The only death scenario for which there is any solid physical support is oblivion. The mind, the ego, the identity, the memory and everything else that comprises "you" is contained and operated in a physical, bio-electrical brain. After death, that brain first shuts down and then disintegrates. It's a materialist view, I know, but arguments against it centre on things the physical brain supposedly can't do, and without exhaustive analysis are arguments from ignorance.
So take your boyfriend's most troubling scenario and work out the chances: the probability of an identity outliving the human brain outside of all detection, multiplied by the probability of that scenario being the one real one out of infinity. It's like the chances of finding a particular blade of grass if you don't know which country it's in.
That's the thrust of my recommended reassurance. To sum up, if there's an afterlife, you can be confident that it's different from and therefore less scary than his idea of it.
A certain amount of the energy that makes a human being function will certainly end up in other humans after he/she dies.
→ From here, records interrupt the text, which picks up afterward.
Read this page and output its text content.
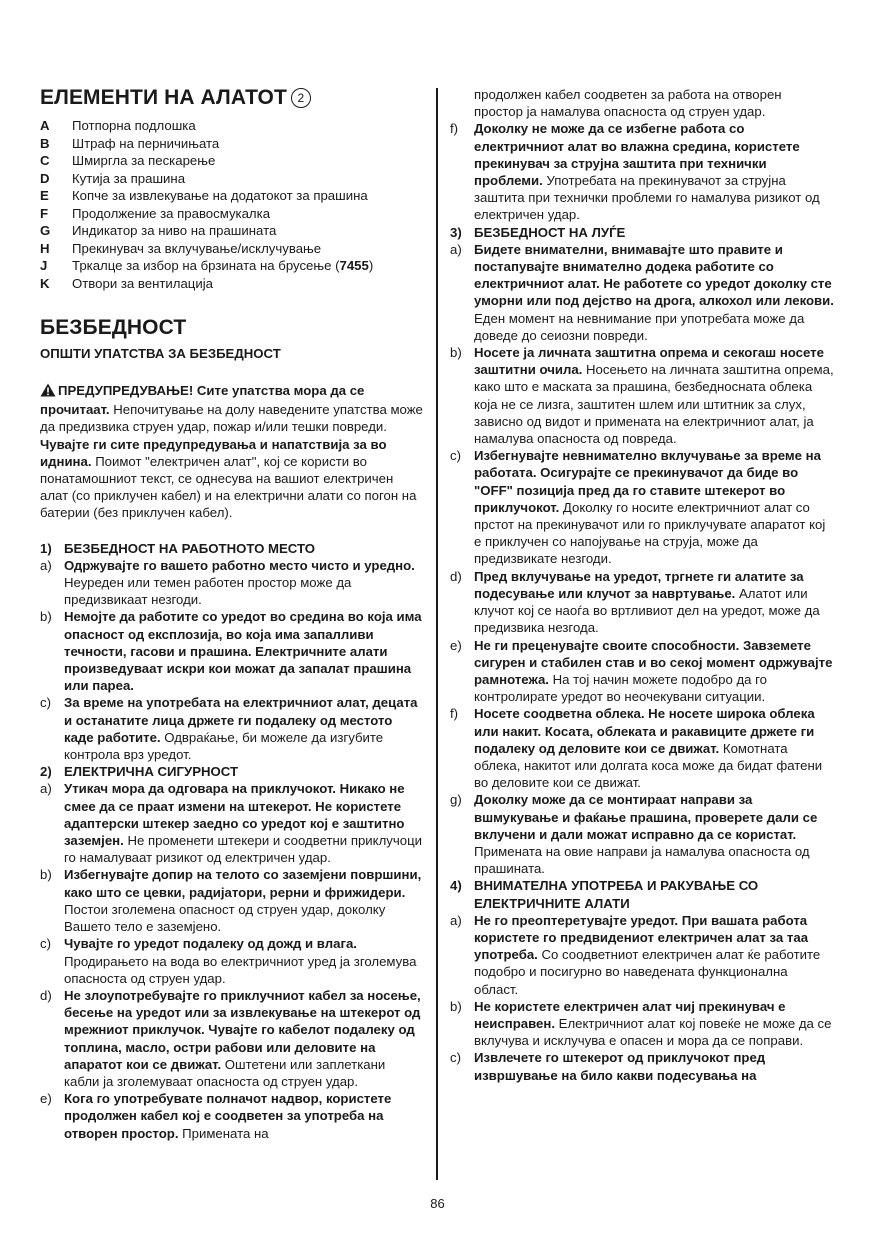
ЕЛЕМЕНТИ НА АЛАТОТ 2
A	Потпорна подлошка
B	Штраф на перничињата
C	Шмиргла за пескарење
D	Кутија за прашина
E	Копче за извлекување на додатокот за прашина
F	Продолжение за правосмукалка
G	Индикатор за ниво на прашината
H	Прекинувач за вклучување/исклучување
J	Тркалце за избор на брзината на брусење (7455)
K	Отвори за вентилација
БЕЗБЕДНОСТ
ОПШТИ УПАТСТВА ЗА БЕЗБЕДНОСТ

ПРЕДУПРЕДУВАЊЕ! Сите упатства мора да се прочитаат. Непочитување на долу наведените упатства може да предизвика струен удар, пожар и/или тешки повреди. Чувајте ги сите предупредувања и напатствија за во иднина. Поимот "електричен алат", кој се користи во понатамошниот текст, се однесува на вашиот електричен алат (со приклучен кабел) и на електрични алати со погон на батерии (без приклучен кабел).

1) БЕЗБЕДНОСТ НА РАБОТНОТО МЕСТО
a) Одржувајте го вашето работно место чисто и уредно. Неуреден или темен работен простор може да предизвикаат незгоди.
b) Немојте да работите со уредот во средина во која има опасност од експлозија, во која има запалливи течности, гасови и прашина. Електричните алати произведуваат искри кои можат да запалат прашина или пареа.
c) За време на употребата на електричниот алат, децата и останатите лица држете ги подалеку од местото каде работите. Одвраќање, би можеле да изгубите контрола врз уредот.
2) ЕЛЕКТРИЧНА СИГУРНОСТ
a) Утикач мора да одговара на приклучокот. Никако не смее да се праат измени на штекерот. Не користете адаптерски штекер заедно со уредот кој е заштитно заземјен. Не променети штекери и соодветни приклучоци го намалуваат ризикот од електричен удар.
b) Избегнувајте допир на телото со заземјени површини, како што се цевки, радијатори, рерни и фрижидери. Постои зголемена опасност од струен удар, доколку Вашето тело е заземјено.
c) Чувајте го уредот подалеку од дожд и влага. Продирањето на вода во електричниот уред ја зголемува опасноста од струен удар.
d) Не злоупотребувајте го приклучниот кабел за носење, бесење на уредот или за извлекување на штекерот од мрежниот приклучок. Чувајте го кабелот подалеку од топлина, масло, остри рабови или деловите на апаратот кои се движат. Оштетени или заплеткани кабли ја зголемуваат опасноста од струен удар.
e) Кога го употребувате полначот надвор, користете продолжен кабел кој е соодветен за употреба на отворен простор. Примената на
продолжен кабел соодветен за работа на отворен простор ја намалува опасноста од струен удар.
f)	Доколку не може да се избегне работа со електричниот алат во влажна средина, користете прекинувач за струјна заштита при технички проблеми. Употребата на прекинувачот за струјна заштита при технички проблеми го намалува ризикот од електричен удар.
3) БЕЗБЕДНОСТ НА ЛУЃЕ
a) Бидете внимателни, внимавајте што правите и постапувајте внимателно додека работите со електричниот алат. Не работете со уредот доколку сте уморни или под дејство на дрога, алкохол или лекови. Еден момент на невнимание при употребата може да доведе до сеиозни повреди.
b) Носете ја личната заштитна опрема и секогаш носете заштитни очила. Носењето на личната заштитна опрема, како што е маската за прашина, безбедносната облека која не се лизга, заштитен шлем или штитник за слух, зависно од видот и примената на електричниот алат, ја намалува опасноста од повреда.
c) Избегнувајте невнимателно вклучување за време на работата. Осигурајте се прекинувачот да биде во "OFF" позиција пред да го ставите штекерот во приклучокот. Доколку го носите електричниот алат со прстот на прекинувачот или го приклучувате апаратот кој е приклучен со напојување на струја, може да предизвикате незгоди.
d) Пред вклучување на уредот, тргнете ги алатите за подесување или клучот за навртување. Алатот или клучот кој се наоѓа во вртливиот дел на уредот, може да предизвика незгода.
e) Не ги преценувајте своите способности. Завземете сигурен и стабилен став и во секој момент одржувајте рамнотежа. На тој начин можете подобро да го контролирате уредот во неочекувани ситуации.
f)	Носете соодветна облека. Не носете широка облека или накит. Косата, облеката и ракавиците држете ги подалеку од деловите кои се движат. Комотната облека, накитот или долгата коса може да бидат фатени во деловите кои се движат.
g) Доколку може да се монтираат направи за вшмукување и фаќање прашина, проверете дали се вклучени и дали можат исправно да се користат. Примената на овие направи ја намалува опасноста од прашината.
4) ВНИМАТЕЛНА УПОТРЕБА И РАКУВАЊЕ СО ЕЛЕКТРИЧНИТЕ АЛАТИ
a) Не го преоптеретувајте уредот. При вашата работа користете го предвидениот електричен алат за таа употреба. Со соодветниот електричен алат ќе работите подобро и посигурно во наведената функционална област.
b) Не користете електричен алат чиј прекинувач е неисправен. Електричниот алат кој повеќе не може да се вклучува и исклучува е опасен и мора да се поправи.
c) Извлечете го штекерот од приклучокот пред извршување на било какви подесувања на
86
A lot of it is recycled chemically in the soil that claims our bodies, for a start.
Does that count as reincarnation, though? Once that energy leaves your body, it has no memory of who or even what you were. It does not carry any part of what you would think of as your identity (you might suppose it does so invisibly, but then you're getting into the realms of fantasy).Those who come into contact with it will not be contacting "you".
It is a nice thought that our physical remains continue on as part of our larger legacy, and I've actually used that thought to comfort the bereaved. The energy we've used, while it is out there, will not produce any long-term echoes of us that anyone will ever identify. Our memories and identities are much better preserved in photo albums.
Welcome WolfFable. Yeah, I ended up writing a mountain of stuff on NDEs when Maroun took it upon himself to defend them as evidence for God.
The boy you're referring to is James Leininger, who according to the story remembered details of the life of WW2 pilot James Huston, killed over Iwo Jima.
It seems to have become a flagship case for reincarnation, and in the case of the above link the religious are using it to support the existence of God. This is interesting, because reincarnation is not an accepted part of many mainstream religions. The impetus, I sadly suspect, is the New Age industry based around helping people "remember" their past lives.
Here is an excellent skeptical analysis of the case. Highlights:
- The first and only counsellor who saw the poor kid was a believer in reincarnation, who went about recovering the old memories on the immediate assumption that they were there.
- Most versions of the story fail to mention that the boy had been to the Kavanaugh Flight Museum in Dallas a few months before it all started.
- Little James talked about a Corsair, among the more distinctive planes featured at the museum. After investigation, it turned out James Huston was killed in a FM2 Wildcat.
There are other elements of the story which cannot be attacked so readily, but see how much less credible it is when just a few omitted facts are re-integrated into the story? Unfortunately parts of this story will probably get harder to pin down as time goes on, but there's enough so far to suggest that little James Leininger had plenty of earthly inspiration for his initial fixation.
Generally, reincarnation depends on the existence of souls, so you've got to establish those before you can talk about them moving between bodies. There are atheists out there who believe in ghosts, so a few atheists might well buy this concept too. I don't.